Rice Blast disease, caused by the fungus Magnaporthe oryzae, causes severe loss to crops worldwide, especially in South Asia. It is a virulent pathogen, which can cause complete devastation when conditions are favorable. To better understand how to take advantage of basal immunity, a mechanism by which plants can protect themselves even against virulent pathogens, we are performing forward genetic screens with rice and M. oryzae. Previous work in our lab used a live sensor gene called Hyper-sensor (HS) to measure detection of reactive oxygen species (ROS) in a well-characterized strain of M. oryzae 4091. ROS is a major contributor to a plant’s basal immune system. The HS gene gives 4091 the ability to fluoresce when in the presence of ROS, thus providing a quantifiable measurement of ROS. We are in the process of randomly disrupting the genome of 4091-HS by transformation with a DNA insert constructed with a gene for resistance to the drug Hygromycin (Hyg). This construct has two degenerate ends so that it will generate random insertions in the genome, disrupting as many genes as possible.

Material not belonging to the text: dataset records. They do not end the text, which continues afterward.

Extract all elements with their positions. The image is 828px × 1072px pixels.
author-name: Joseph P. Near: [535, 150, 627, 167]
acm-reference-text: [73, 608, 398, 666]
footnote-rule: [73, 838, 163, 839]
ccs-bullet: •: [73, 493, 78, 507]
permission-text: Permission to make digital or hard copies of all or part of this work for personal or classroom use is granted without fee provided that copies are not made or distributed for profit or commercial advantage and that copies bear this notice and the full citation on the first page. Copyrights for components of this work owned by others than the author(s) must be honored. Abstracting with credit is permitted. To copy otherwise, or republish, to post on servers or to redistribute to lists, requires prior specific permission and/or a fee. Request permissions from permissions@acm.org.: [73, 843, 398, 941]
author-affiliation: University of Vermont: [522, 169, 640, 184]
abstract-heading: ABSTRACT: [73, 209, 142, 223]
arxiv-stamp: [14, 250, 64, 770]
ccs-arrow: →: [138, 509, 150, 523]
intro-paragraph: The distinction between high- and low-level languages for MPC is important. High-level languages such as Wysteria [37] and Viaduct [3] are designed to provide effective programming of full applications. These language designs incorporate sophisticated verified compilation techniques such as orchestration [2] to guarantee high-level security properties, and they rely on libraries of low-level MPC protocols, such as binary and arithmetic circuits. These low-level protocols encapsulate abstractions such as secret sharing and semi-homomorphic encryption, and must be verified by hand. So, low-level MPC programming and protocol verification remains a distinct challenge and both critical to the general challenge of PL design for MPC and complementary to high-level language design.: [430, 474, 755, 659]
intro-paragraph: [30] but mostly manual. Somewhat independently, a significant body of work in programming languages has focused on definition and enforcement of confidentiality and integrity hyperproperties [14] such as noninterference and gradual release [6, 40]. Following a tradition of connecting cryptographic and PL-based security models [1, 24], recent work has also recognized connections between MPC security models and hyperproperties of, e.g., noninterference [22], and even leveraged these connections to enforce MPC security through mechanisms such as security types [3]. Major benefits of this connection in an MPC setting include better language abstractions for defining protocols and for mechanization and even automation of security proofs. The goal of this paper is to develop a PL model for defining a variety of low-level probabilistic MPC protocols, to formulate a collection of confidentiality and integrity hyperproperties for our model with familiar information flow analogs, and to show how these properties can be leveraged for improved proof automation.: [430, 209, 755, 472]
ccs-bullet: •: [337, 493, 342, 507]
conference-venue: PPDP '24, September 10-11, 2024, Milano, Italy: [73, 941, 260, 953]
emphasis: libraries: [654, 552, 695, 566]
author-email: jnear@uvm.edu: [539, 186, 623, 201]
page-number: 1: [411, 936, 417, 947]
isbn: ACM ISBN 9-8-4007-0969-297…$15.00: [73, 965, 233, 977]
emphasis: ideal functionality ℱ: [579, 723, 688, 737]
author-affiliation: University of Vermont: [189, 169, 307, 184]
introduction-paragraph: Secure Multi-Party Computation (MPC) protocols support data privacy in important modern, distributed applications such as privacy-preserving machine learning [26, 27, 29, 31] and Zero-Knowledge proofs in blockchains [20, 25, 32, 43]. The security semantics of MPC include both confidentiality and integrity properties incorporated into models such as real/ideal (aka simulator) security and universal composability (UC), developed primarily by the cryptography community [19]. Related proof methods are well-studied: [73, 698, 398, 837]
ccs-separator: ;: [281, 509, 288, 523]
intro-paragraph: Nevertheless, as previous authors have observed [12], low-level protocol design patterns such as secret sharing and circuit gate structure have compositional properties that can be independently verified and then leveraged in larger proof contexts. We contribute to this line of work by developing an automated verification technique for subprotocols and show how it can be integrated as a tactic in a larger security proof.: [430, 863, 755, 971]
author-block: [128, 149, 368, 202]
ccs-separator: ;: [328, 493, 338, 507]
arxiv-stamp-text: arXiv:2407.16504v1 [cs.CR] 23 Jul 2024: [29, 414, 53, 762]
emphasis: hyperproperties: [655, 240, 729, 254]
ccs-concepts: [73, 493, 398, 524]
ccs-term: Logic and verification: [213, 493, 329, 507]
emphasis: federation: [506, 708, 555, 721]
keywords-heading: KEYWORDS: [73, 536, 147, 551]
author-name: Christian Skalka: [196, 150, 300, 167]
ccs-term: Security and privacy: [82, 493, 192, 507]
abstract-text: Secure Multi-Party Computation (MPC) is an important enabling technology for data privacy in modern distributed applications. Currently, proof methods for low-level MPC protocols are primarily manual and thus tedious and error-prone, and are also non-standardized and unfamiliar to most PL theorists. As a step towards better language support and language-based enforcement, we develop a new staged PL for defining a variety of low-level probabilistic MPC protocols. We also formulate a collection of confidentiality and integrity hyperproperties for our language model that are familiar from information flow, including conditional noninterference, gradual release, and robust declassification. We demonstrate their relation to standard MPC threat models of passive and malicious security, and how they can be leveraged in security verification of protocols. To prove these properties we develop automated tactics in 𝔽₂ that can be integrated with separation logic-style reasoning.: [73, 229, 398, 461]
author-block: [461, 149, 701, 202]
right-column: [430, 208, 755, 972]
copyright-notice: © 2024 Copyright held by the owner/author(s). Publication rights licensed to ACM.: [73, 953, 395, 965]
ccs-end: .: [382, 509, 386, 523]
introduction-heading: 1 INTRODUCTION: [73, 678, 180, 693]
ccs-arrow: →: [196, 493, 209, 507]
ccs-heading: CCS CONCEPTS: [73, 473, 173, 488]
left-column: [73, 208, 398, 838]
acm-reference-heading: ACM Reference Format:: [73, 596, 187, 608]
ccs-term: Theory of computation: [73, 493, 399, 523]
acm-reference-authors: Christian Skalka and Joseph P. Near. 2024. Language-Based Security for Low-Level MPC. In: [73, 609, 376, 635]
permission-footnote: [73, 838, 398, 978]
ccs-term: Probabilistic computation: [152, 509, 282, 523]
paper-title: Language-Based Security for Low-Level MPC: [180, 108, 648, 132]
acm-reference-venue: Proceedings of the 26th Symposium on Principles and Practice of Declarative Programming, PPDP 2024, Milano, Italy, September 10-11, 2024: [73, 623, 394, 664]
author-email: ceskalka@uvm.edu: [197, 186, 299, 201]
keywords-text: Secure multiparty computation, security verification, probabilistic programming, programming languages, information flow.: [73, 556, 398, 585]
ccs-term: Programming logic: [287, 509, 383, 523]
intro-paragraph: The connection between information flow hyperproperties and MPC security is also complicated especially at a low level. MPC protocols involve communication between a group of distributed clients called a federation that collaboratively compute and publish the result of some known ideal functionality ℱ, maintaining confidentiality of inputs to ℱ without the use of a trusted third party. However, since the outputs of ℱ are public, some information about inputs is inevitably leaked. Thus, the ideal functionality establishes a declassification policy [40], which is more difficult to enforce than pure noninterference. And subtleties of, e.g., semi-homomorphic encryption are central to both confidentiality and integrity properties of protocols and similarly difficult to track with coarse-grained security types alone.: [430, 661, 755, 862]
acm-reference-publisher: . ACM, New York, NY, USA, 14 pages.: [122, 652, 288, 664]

This ability to bind anywhere could disrupt genes that play a role in ROS production in the fungus, or triggering and detection of ROS in the plant, potentially identifying genes directly linked to basal immunity. Through screening the randomly mutagenized library of 4091-HS, we will be able to identify changes in ROS using confocal microscopy. Currently we have over 1100 transformed candidates that have been characterized through a primary and secondary screen whose results will be discussed and 300 mutants waiting further analysis. Results will be presented on our screening strategy and some preliminary data from a similar screen on a previously mutagenized population.